NEW YORK TIMES By Jeannette Catsoulis
…Grim, intelligent and vividly photographed by the director’s father, Philippe Lavalette, “Inch’Allah” works best when the camera alights on Ava and Rand, whose marvelously mobile faces convey all the complexity that Chloe lacks. However beautiful, a blank slate is, finally, just that.
TV GUIDE ONLINE By Nathan Southern
There is something transcendent, even magisterial, in the technique that lies at the center of this picture — Barbeau-Lavalette’s ability to gently guide us down a path of shifting perception and emotion along with her central character.
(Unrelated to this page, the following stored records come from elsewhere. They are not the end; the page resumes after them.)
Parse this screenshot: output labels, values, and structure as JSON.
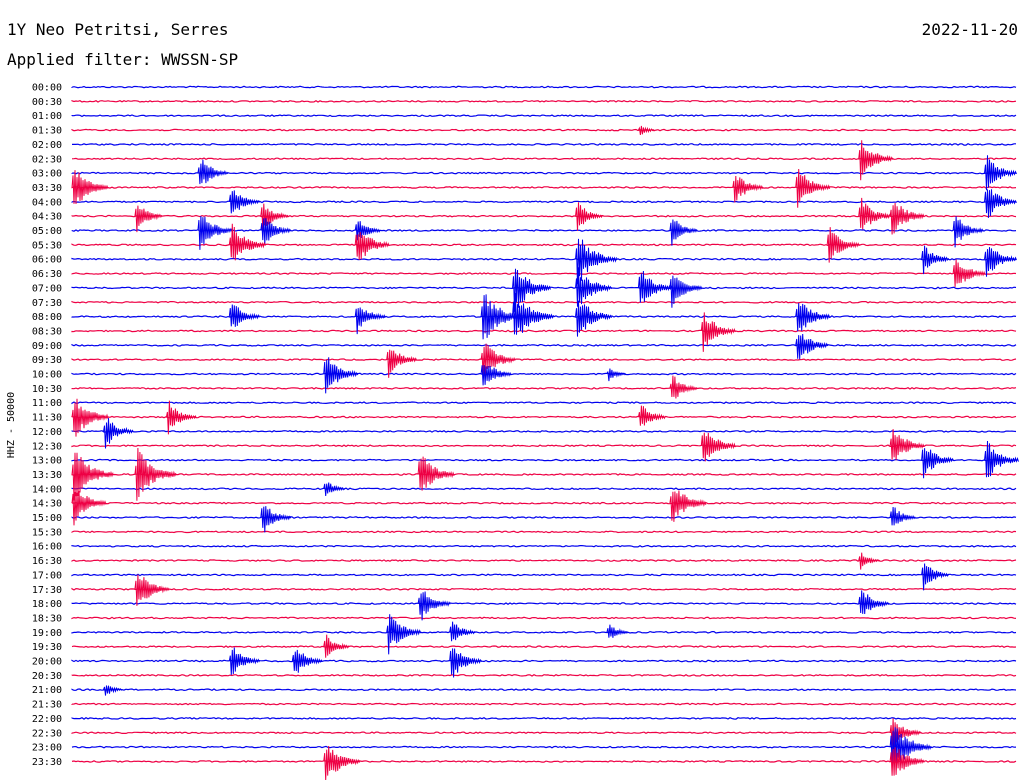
{
  "header": {
    "station": "1Y Neo Petritsi, Serres",
    "date": "2022-11-20",
    "filter": "Applied filter: WWSSN-SP"
  },
  "colors": {
    "even_hour": "#0000ee",
    "half_hour": "#ee0044"
  },
  "chart_data": {
    "type": "line",
    "title": "1Y Neo Petritsi, Serres",
    "ylabel": "HHZ - 50000",
    "rows": [
      "00:00",
      "00:30",
      "01:00",
      "01:30",
      "02:00",
      "02:30",
      "03:00",
      "03:30",
      "04:00",
      "04:30",
      "05:00",
      "05:30",
      "06:00",
      "06:30",
      "07:00",
      "07:30",
      "08:00",
      "08:30",
      "09:00",
      "09:30",
      "10:00",
      "10:30",
      "11:00",
      "11:30",
      "12:00",
      "12:30",
      "13:00",
      "13:30",
      "14:00",
      "14:30",
      "15:00",
      "15:30",
      "16:00",
      "16:30",
      "17:00",
      "17:30",
      "18:00",
      "18:30",
      "19:00",
      "19:30",
      "20:00",
      "20:30",
      "21:00",
      "21:30",
      "22:00",
      "22:30",
      "23:00",
      "23:30"
    ],
    "bursts": [
      {
        "row": "01:30",
        "minute": 18,
        "amp": 0.4
      },
      {
        "row": "02:30",
        "minute": 25,
        "amp": 1.2
      },
      {
        "row": "03:00",
        "minute": 4,
        "amp": 1.0
      },
      {
        "row": "03:00",
        "minute": 29,
        "amp": 1.1
      },
      {
        "row": "03:30",
        "minute": 0,
        "amp": 1.3
      },
      {
        "row": "03:30",
        "minute": 21,
        "amp": 1.0
      },
      {
        "row": "03:30",
        "minute": 23,
        "amp": 1.2
      },
      {
        "row": "04:00",
        "minute": 5,
        "amp": 1.0
      },
      {
        "row": "04:00",
        "minute": 29,
        "amp": 1.1
      },
      {
        "row": "04:30",
        "minute": 2,
        "amp": 0.9
      },
      {
        "row": "04:30",
        "minute": 6,
        "amp": 0.9
      },
      {
        "row": "04:30",
        "minute": 16,
        "amp": 0.9
      },
      {
        "row": "04:30",
        "minute": 25,
        "amp": 1.1
      },
      {
        "row": "04:30",
        "minute": 26,
        "amp": 1.2
      },
      {
        "row": "05:00",
        "minute": 4,
        "amp": 1.2
      },
      {
        "row": "05:00",
        "minute": 6,
        "amp": 1.0
      },
      {
        "row": "05:00",
        "minute": 9,
        "amp": 0.8
      },
      {
        "row": "05:00",
        "minute": 19,
        "amp": 0.9
      },
      {
        "row": "05:00",
        "minute": 28,
        "amp": 1.0
      },
      {
        "row": "05:30",
        "minute": 5,
        "amp": 1.3
      },
      {
        "row": "05:30",
        "minute": 9,
        "amp": 1.2
      },
      {
        "row": "05:30",
        "minute": 24,
        "amp": 1.1
      },
      {
        "row": "06:00",
        "minute": 16,
        "amp": 1.5
      },
      {
        "row": "06:00",
        "minute": 27,
        "amp": 0.9
      },
      {
        "row": "06:00",
        "minute": 29,
        "amp": 1.1
      },
      {
        "row": "06:30",
        "minute": 28,
        "amp": 1.1
      },
      {
        "row": "07:00",
        "minute": 14,
        "amp": 1.4
      },
      {
        "row": "07:00",
        "minute": 16,
        "amp": 1.3
      },
      {
        "row": "07:00",
        "minute": 18,
        "amp": 1.2
      },
      {
        "row": "07:00",
        "minute": 19,
        "amp": 1.1
      },
      {
        "row": "08:00",
        "minute": 5,
        "amp": 1.0
      },
      {
        "row": "08:00",
        "minute": 9,
        "amp": 1.0
      },
      {
        "row": "08:00",
        "minute": 13,
        "amp": 1.5
      },
      {
        "row": "08:00",
        "minute": 14,
        "amp": 1.5
      },
      {
        "row": "08:00",
        "minute": 16,
        "amp": 1.3
      },
      {
        "row": "08:00",
        "minute": 23,
        "amp": 1.2
      },
      {
        "row": "08:30",
        "minute": 20,
        "amp": 1.2
      },
      {
        "row": "09:00",
        "minute": 23,
        "amp": 1.1
      },
      {
        "row": "09:30",
        "minute": 10,
        "amp": 1.0
      },
      {
        "row": "09:30",
        "minute": 13,
        "amp": 1.2
      },
      {
        "row": "10:00",
        "minute": 8,
        "amp": 1.2
      },
      {
        "row": "10:00",
        "minute": 13,
        "amp": 1.0
      },
      {
        "row": "10:00",
        "minute": 17,
        "amp": 0.5
      },
      {
        "row": "10:30",
        "minute": 19,
        "amp": 0.9
      },
      {
        "row": "11:30",
        "minute": 0,
        "amp": 1.3
      },
      {
        "row": "11:30",
        "minute": 3,
        "amp": 1.0
      },
      {
        "row": "11:30",
        "minute": 18,
        "amp": 0.9
      },
      {
        "row": "12:00",
        "minute": 1,
        "amp": 1.0
      },
      {
        "row": "12:30",
        "minute": 20,
        "amp": 1.2
      },
      {
        "row": "12:30",
        "minute": 26,
        "amp": 1.2
      },
      {
        "row": "13:00",
        "minute": 27,
        "amp": 1.1
      },
      {
        "row": "13:00",
        "minute": 29,
        "amp": 1.2
      },
      {
        "row": "13:30",
        "minute": 0,
        "amp": 1.5
      },
      {
        "row": "13:30",
        "minute": 2,
        "amp": 1.5
      },
      {
        "row": "13:30",
        "minute": 11,
        "amp": 1.3
      },
      {
        "row": "14:00",
        "minute": 8,
        "amp": 0.6
      },
      {
        "row": "14:30",
        "minute": 0,
        "amp": 1.2
      },
      {
        "row": "14:30",
        "minute": 19,
        "amp": 1.3
      },
      {
        "row": "15:00",
        "minute": 6,
        "amp": 1.0
      },
      {
        "row": "15:00",
        "minute": 26,
        "amp": 0.8
      },
      {
        "row": "16:30",
        "minute": 25,
        "amp": 0.6
      },
      {
        "row": "17:00",
        "minute": 27,
        "amp": 0.9
      },
      {
        "row": "17:30",
        "minute": 2,
        "amp": 1.2
      },
      {
        "row": "18:00",
        "minute": 11,
        "amp": 1.1
      },
      {
        "row": "18:00",
        "minute": 25,
        "amp": 1.0
      },
      {
        "row": "19:00",
        "minute": 10,
        "amp": 1.2
      },
      {
        "row": "19:00",
        "minute": 12,
        "amp": 0.8
      },
      {
        "row": "19:00",
        "minute": 17,
        "amp": 0.6
      },
      {
        "row": "19:30",
        "minute": 8,
        "amp": 0.8
      },
      {
        "row": "20:00",
        "minute": 5,
        "amp": 1.0
      },
      {
        "row": "20:00",
        "minute": 7,
        "amp": 1.0
      },
      {
        "row": "20:00",
        "minute": 12,
        "amp": 1.1
      },
      {
        "row": "21:00",
        "minute": 1,
        "amp": 0.5
      },
      {
        "row": "22:30",
        "minute": 26,
        "amp": 1.0
      },
      {
        "row": "23:00",
        "minute": 26,
        "amp": 1.5
      },
      {
        "row": "23:30",
        "minute": 8,
        "amp": 1.3
      },
      {
        "row": "23:30",
        "minute": 26,
        "amp": 1.2
      }
    ]
  }
}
We’ve all been inundated with the atrocities, crimes against humanity, and endless cycles of bloodshed in the Middle East — overcome to the point of almost complete collective anesthetization. It takes a very special film to force us to see the cataclysm in a new light, yet Inch’Allah does exactly that. Barbeau-Lavalette has created more than a conventional drama; though the movie’s surface seems low-key and restrained, beneath it lies an unmistakable scream of anguish, of rage, of horror, that violently rips through one’s preconditioned responses toward the Middle East and calls with utter sanity and clarity for an end to the madness now plaguing Earth’s most beleaguered region. As such, this beautifully and cunningly crafted motion picture is long overdue.